Post by User923005 » Sat Jan 12, 2013 12:35 am

I think that the most important contribution of Fruit (more even than the search and the evaluation methods) was the beautiful use of assert.
It is a good practice not only for chess programming but for any kind of programming.
I definitely benefited greatly from reading the Fruit code for that reason.

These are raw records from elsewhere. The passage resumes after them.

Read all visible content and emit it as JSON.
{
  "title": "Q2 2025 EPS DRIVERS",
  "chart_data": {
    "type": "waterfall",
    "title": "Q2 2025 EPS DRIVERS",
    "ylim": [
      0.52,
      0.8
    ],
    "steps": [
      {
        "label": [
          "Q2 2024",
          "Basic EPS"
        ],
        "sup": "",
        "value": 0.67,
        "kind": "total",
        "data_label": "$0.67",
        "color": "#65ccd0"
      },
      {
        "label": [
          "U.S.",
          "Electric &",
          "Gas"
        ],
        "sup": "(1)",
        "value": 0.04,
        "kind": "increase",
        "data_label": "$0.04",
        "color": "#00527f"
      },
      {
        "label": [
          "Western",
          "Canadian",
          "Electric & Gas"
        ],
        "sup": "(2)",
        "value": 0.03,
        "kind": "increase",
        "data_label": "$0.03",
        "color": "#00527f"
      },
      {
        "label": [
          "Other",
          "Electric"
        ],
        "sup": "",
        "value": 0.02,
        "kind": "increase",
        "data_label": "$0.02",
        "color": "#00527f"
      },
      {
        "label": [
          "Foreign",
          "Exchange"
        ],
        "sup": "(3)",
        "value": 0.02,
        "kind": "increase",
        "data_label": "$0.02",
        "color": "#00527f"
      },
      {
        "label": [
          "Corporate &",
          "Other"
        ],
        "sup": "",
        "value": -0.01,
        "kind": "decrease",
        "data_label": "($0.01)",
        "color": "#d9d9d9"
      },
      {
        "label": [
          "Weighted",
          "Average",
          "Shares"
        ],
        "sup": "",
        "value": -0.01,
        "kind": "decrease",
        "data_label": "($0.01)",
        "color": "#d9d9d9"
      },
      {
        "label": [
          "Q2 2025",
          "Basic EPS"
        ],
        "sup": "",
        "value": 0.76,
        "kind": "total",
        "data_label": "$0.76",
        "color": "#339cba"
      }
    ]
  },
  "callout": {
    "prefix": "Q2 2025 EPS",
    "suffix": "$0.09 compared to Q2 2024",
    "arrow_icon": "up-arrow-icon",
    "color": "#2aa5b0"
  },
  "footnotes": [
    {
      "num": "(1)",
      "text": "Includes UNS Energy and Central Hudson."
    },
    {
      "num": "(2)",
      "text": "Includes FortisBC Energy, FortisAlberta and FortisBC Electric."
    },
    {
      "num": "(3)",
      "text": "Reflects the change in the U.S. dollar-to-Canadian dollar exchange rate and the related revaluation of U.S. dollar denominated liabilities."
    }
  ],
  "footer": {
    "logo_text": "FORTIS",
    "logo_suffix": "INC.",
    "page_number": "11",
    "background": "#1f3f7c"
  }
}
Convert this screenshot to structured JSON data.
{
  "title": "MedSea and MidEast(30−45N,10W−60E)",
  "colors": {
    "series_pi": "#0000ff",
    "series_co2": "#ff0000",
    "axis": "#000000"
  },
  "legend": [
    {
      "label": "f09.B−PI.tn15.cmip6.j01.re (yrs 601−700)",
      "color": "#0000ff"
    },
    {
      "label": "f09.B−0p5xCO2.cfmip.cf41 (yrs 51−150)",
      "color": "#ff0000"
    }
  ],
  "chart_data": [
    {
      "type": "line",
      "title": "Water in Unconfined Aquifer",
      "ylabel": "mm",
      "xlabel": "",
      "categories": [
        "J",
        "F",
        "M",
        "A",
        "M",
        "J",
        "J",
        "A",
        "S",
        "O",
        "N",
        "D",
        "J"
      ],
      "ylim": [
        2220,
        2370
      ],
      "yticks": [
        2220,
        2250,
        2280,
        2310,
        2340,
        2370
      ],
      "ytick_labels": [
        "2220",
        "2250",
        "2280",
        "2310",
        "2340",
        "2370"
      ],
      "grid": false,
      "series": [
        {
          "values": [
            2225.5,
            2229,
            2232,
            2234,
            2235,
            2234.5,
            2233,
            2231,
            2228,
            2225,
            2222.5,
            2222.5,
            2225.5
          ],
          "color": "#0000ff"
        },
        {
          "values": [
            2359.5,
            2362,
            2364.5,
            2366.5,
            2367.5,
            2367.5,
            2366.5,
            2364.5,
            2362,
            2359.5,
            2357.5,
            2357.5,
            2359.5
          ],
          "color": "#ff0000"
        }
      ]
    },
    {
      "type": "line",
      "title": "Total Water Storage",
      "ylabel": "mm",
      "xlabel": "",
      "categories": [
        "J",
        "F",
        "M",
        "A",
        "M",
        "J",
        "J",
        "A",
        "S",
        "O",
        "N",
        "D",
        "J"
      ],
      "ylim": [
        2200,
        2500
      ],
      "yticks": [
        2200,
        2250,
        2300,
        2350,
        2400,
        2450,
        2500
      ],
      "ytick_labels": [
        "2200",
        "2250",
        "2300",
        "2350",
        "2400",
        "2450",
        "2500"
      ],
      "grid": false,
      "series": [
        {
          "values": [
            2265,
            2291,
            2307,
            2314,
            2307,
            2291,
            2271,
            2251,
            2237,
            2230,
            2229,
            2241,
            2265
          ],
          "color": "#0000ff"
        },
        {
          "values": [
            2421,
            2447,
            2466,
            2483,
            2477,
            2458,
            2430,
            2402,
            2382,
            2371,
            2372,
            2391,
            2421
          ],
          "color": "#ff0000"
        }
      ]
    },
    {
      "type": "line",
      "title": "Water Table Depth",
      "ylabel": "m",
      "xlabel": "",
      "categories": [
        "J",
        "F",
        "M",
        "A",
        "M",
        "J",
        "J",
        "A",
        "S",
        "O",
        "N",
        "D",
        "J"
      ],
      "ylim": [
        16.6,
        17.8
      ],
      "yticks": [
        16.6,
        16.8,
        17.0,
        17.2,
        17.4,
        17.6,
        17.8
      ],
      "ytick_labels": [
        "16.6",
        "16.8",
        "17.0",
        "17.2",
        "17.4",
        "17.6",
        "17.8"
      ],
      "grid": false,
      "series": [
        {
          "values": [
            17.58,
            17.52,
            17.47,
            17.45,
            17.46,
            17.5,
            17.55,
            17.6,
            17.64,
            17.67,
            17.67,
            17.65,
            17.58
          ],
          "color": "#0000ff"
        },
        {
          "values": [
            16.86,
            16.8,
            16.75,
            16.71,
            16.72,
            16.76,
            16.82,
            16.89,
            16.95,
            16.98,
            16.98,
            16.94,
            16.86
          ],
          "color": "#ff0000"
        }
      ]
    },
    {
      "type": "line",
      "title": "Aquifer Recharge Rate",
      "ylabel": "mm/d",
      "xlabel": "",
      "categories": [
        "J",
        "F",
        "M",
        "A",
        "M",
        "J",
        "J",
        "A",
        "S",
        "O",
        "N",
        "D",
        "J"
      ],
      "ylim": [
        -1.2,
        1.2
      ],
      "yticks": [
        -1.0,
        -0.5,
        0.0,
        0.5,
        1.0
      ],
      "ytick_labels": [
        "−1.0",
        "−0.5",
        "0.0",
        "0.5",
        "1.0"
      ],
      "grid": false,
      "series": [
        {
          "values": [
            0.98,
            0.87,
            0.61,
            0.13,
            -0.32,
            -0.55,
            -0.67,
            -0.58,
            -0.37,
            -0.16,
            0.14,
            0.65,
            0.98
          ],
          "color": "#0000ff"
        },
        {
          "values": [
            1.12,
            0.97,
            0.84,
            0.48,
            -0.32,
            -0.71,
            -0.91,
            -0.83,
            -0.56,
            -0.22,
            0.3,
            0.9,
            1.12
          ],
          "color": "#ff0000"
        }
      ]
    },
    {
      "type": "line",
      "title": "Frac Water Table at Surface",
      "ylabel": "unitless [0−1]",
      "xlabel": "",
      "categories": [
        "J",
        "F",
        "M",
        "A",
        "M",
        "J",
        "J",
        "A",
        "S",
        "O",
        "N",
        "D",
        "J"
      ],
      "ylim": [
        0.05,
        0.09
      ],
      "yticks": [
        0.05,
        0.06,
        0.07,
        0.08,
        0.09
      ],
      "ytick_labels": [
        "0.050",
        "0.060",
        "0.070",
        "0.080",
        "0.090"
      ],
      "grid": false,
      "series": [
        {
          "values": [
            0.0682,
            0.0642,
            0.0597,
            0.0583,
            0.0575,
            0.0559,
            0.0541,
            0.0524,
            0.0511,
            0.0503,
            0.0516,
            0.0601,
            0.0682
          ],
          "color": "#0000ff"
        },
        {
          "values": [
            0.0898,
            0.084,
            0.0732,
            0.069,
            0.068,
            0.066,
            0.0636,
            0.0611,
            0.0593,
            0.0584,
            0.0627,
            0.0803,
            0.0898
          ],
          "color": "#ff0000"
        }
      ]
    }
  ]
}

For algorithmic techniques, I think his pruning is the most important thing. While the evaluation is nice, Fruit is the first program that had a branching factor close to 2. I guess that if you put a simple evaluation in Fruit, like the one from Olithink, it will not change the Elo as much as reducing the pruning in such a way that the branching factor goes to 3.5 or so, which was common at the time.

As Christophe Theron put it, "Search is also knowledge".

CDaley11
Posts: 42
Joined: Thu Jan 10, 2013 6:23 am
Real Name: Christian Daley

Re: Null Move Fail

Post by CDaley11 » Sat Jan 12, 2013 3:42 am

Sorry, but what is assert()? I'm kinda a noob at this stuff compared to you guys.

lucasart
Posts: 201
Joined: Mon Dec 17, 2012 1:09 pm
Contact:

Re: Null Move Fail

Post by lucasart » Sat Jan 12, 2013 4:55 am

CDaley11 wrote:Sorry, but what is assert()? I'm kinda a noob at this stuff compared to you guys.
for C or C++
http://www.cplusplus.com/reference/cassert/assert/
"Talk is cheap. Show me the code." -- Linus Torvalds.

CDaley11
Posts: 42
Joined: Thu Jan 10, 2013 6:23 am
Real Name: Christian Daley

Re: Null Move Fail

Post by CDaley11 » Sun Jan 13, 2013 4:42 am

Ahhh... Looks like a useful function. Too bad I have to write this in java for my class :( Although I could just implement my own version of it.